HMS Hibernia

There were two RN ships named HMS Hibernia built in Devonport, the first in 1804, the second launched 1905.

HMS Hibernia 1804

A 110-gun, full-rigged, first-rate Royal Navy ship of the line, launched Plymouth Dock (Devonport) on 17 November 1804: the first HMs Hibernia was designed by Sir John Henslow.

Hibernia was flagship of the Channel Fleet in 1805, flagship of the British Mediterranean Fleet between 1816-1855, and lastly flagship of RN Malta until 1902. She was broken up in Malta in 1903. The timber that was rescued and reused from the hulk was apparently used in many bakeries throughout Malta, which led to an outbreak of lead poisoning. Her figurehead is believed to be in the Maritime Museum, Vittoriosa, Malta.

HMS Hibernia 1905

The second HMS Hibernia was a King Edward VII Class Royal Navy battleship laid down 6 January 1904, launched 17 June 1905, completed December 1906 and commissioned 2 January 1907. Build cost of the ship was £1,438,690. [1]

Above and below are two postcards showing the launch of HMS Hibernia 17 June 1905 at Devonport; she was christened by the Marchioness of Ormonde.

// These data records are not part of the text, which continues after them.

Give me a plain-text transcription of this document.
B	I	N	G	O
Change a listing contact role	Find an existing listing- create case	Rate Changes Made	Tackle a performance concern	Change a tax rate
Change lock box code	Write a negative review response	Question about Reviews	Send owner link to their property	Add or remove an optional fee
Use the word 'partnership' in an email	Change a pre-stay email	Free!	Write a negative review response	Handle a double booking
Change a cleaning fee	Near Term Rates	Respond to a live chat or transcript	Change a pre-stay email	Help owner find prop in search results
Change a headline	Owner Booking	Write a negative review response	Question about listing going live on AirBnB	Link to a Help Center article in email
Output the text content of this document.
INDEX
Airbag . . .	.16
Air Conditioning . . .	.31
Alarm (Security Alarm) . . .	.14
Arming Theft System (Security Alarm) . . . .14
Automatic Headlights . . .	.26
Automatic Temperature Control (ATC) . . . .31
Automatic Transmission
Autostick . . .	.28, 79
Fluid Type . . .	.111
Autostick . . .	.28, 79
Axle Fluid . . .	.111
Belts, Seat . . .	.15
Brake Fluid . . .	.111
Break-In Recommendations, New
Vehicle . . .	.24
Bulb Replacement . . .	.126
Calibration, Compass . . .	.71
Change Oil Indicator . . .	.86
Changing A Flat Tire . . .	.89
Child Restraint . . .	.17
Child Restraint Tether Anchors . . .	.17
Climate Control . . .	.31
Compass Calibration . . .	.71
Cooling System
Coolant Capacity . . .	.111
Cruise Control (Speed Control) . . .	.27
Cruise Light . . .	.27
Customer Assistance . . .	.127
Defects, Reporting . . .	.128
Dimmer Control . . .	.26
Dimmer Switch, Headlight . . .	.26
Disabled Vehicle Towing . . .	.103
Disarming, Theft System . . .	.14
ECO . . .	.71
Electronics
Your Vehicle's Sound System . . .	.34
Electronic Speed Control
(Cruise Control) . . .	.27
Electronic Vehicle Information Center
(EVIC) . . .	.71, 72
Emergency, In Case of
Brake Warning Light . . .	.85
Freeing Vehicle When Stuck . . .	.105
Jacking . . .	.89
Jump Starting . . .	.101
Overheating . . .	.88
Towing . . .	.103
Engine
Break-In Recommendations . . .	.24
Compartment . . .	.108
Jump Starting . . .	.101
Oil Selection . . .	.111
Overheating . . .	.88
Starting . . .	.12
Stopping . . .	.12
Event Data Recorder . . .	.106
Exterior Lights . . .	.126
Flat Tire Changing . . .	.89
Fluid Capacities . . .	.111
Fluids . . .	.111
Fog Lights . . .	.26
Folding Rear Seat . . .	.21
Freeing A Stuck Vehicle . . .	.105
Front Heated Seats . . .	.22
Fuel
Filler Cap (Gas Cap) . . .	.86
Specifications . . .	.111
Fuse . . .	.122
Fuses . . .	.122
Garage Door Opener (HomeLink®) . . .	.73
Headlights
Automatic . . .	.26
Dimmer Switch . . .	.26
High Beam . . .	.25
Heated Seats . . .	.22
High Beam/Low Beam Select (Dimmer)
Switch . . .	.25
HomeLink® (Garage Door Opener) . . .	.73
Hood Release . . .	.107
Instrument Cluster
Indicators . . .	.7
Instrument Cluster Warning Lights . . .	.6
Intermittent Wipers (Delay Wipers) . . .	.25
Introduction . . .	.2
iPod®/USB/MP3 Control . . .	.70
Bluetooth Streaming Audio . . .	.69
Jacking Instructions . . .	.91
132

In August 1906 HMS Hibernia docked in the dry dock of the recently completed North Yard extension at Devonport; she was the first ship to use the new dock, see next picture.

This ship was outclassed and made obsolete from the moment she joined the fleet, in 1907, since one of the new generation of dreadnought battleships, HMS Dreadnought, had already been built and was in service by the end of 1906.

Hibernia was the first British ship from which a seaplane took flight whilst she was underway, after a temporary runway was fitted - see postcard image below. Sources vary on the exact day but the month was May 1912. The flight took place at the Royal Fleet Review in Weymouth Bay, England.

HMS Hibernia spent WWI as Flagship of Admiral Freemantle and acted as reserve battleship at Cape Kephalo, the base for the fleet operating against the Dardanell's. She was decommissioned in 1919, sold for scrap in November 1921, then sold on again and eventually ended up in German scrapyards in 1922.

[1] Wikipedia provides fuller information on her armament, technical capabilites and operational history.